Sin darnos cuenta, formamos una línea compacta frente a la creciente abertura, uno al lado de otro, callados, expectantes, dispuestos a enfrentarnos a lo más inaudito o extraño que hubiéramos visto en nuestras vidas. La doctora Torrent, que fue la primera en ver el recinto, exhaló una exclamación de sorpresa. Mi cara todavía se enfrentaba a la piedra y, aunque hubiera podido agacharme para mirar, estaba como paralizado, y no sólo por el aire frío que salía a borbotones de allí. Cuando, por fin, la luz de mi frontal penetró en la cámara y se perdió en la profundidad de las sombras, yo también dejé escapar un gruñido de sorpresa: un mar de oro brillante se prolongaba desde apenas unos metros por delante de nuestros pies hasta el invisible fondo de aquel almacén preincaico de polígono industrial. Planchas y más planchas de oro de, aproximadamente, un metro de alto por más de metro y medio de largo se apoyaban unas en otras formando hileras perfectas que se adentraban hacia el recóndito fondo, dejando un estrecho pasillo en el centro. Era imposible saber cuántas filas de aquellas habría de izquierda a derecha porque tampoco distinguíamos los extremos. Sólo veíamos que era enorme, que traducir todo aquello costaría años de duro trabajo y que haría falta la colaboración de mucha gente para sacar de allí una historia completa. ¿Cuántas planchas habría a la vista, sólo a la vista? ¿Cincuenta mil, cien mil…? ¿Quinientas mil? ¡Era una barbaridad! ¿Dónde estaba el principio? ¿Y el final? ¿Estarían clasificadas mediante algún sistema desconocido o por temas, por épocas, por Capacas…?

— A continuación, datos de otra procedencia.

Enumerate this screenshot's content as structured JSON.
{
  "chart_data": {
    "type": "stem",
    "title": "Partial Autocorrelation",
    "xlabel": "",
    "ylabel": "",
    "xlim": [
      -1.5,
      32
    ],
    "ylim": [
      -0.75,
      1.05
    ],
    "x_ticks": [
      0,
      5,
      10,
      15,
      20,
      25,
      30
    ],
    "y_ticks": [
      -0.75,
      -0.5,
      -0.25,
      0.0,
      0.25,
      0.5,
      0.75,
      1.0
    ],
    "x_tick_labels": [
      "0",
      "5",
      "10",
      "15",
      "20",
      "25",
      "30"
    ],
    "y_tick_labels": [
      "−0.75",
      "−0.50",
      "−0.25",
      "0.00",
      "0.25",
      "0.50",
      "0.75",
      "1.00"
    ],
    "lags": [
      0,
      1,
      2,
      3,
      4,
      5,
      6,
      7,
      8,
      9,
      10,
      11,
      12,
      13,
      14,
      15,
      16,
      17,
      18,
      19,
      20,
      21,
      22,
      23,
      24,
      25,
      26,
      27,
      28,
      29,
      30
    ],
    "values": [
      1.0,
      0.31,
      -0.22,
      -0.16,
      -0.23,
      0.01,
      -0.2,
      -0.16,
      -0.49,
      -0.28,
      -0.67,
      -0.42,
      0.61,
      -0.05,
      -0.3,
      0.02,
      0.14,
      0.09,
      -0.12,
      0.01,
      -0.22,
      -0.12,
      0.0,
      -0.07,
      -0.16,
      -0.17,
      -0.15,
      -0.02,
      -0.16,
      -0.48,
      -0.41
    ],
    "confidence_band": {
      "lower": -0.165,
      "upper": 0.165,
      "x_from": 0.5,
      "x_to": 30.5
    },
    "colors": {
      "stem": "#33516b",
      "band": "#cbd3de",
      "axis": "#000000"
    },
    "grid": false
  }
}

La doctora Torrent fue también la primera en avanzar hacia el interior. Dio un paso dubitativo, y luego otro y se detuvo. Su cara reflejaba las chispas doradas que los frontales arrancaban de aquel océano de oro sobre el que no parecía haber caído en quinientos años ni una mezquina mota de polvo. Estaba fascinada, emocionada. Extendió la mano derecha para tocar la primera lámina que tenía delante pero, como aún quedaba lejos, dio un paso más con inseguridad y siguió caminando como una barquita en mitad de un tifón hasta que por fin apoyó la palma sobre el metal. Casi vimos surgir de ella el rayo azulado de un arco voltaico que se irradió hasta el techo, pero sólo fue una impresión. Dobló las rodillas y se puso en cuclillas, pasando la mano por los tocapus allí grabados con la misma delicadeza con que acariciaría el cristal más frágil del mundo. Para ella era la culminación de toda una vida de búsqueda y estudio. ¿Qué podría sentir aquella extraña mujer, me pregunté, frente a la biblioteca más completa y antigua de una cultura perdida que había investigado durante tantos años? Debía de ser una sensación incomparable.

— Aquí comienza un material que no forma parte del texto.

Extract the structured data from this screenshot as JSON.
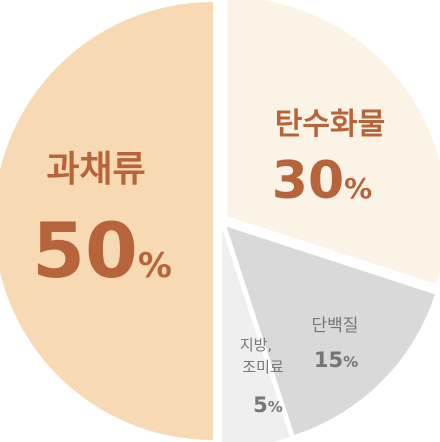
{
  "chart_data": {
    "type": "pie",
    "slices": [
      {
        "label": "탄수화물",
        "value": 30,
        "display": "30",
        "color": "#fbf3e6",
        "text_color": "#b8643b",
        "value_color": "#b8643b"
      },
      {
        "label": "단백질",
        "value": 15,
        "display": "15",
        "color": "#d9d9d9",
        "text_color": "#757575",
        "value_color": "#757575"
      },
      {
        "label_lines": [
          "지방,",
          "조미료"
        ],
        "value": 5,
        "display": "5",
        "color": "#efefef",
        "text_color": "#777777",
        "value_color": "#777777"
      },
      {
        "label": "과채류",
        "value": 50,
        "display": "50",
        "color": "#f7d9b4",
        "text_color": "#b8643b",
        "value_color": "#b8643b"
      }
    ],
    "unit": "%"
  }
}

Yo fui el siguiente en entrar en la cámara, pero, al contrarío que la doctora, no me detuve admirando aquellos textos escritos en oro. Seguí caminando en línea recta por el pasillo acompañado por Marc y Lola, que miraban fascinados a un lado y a otro. El frío aire del recinto olía como a taller mecánico, a una mezcla imposible de grasa y gasolina.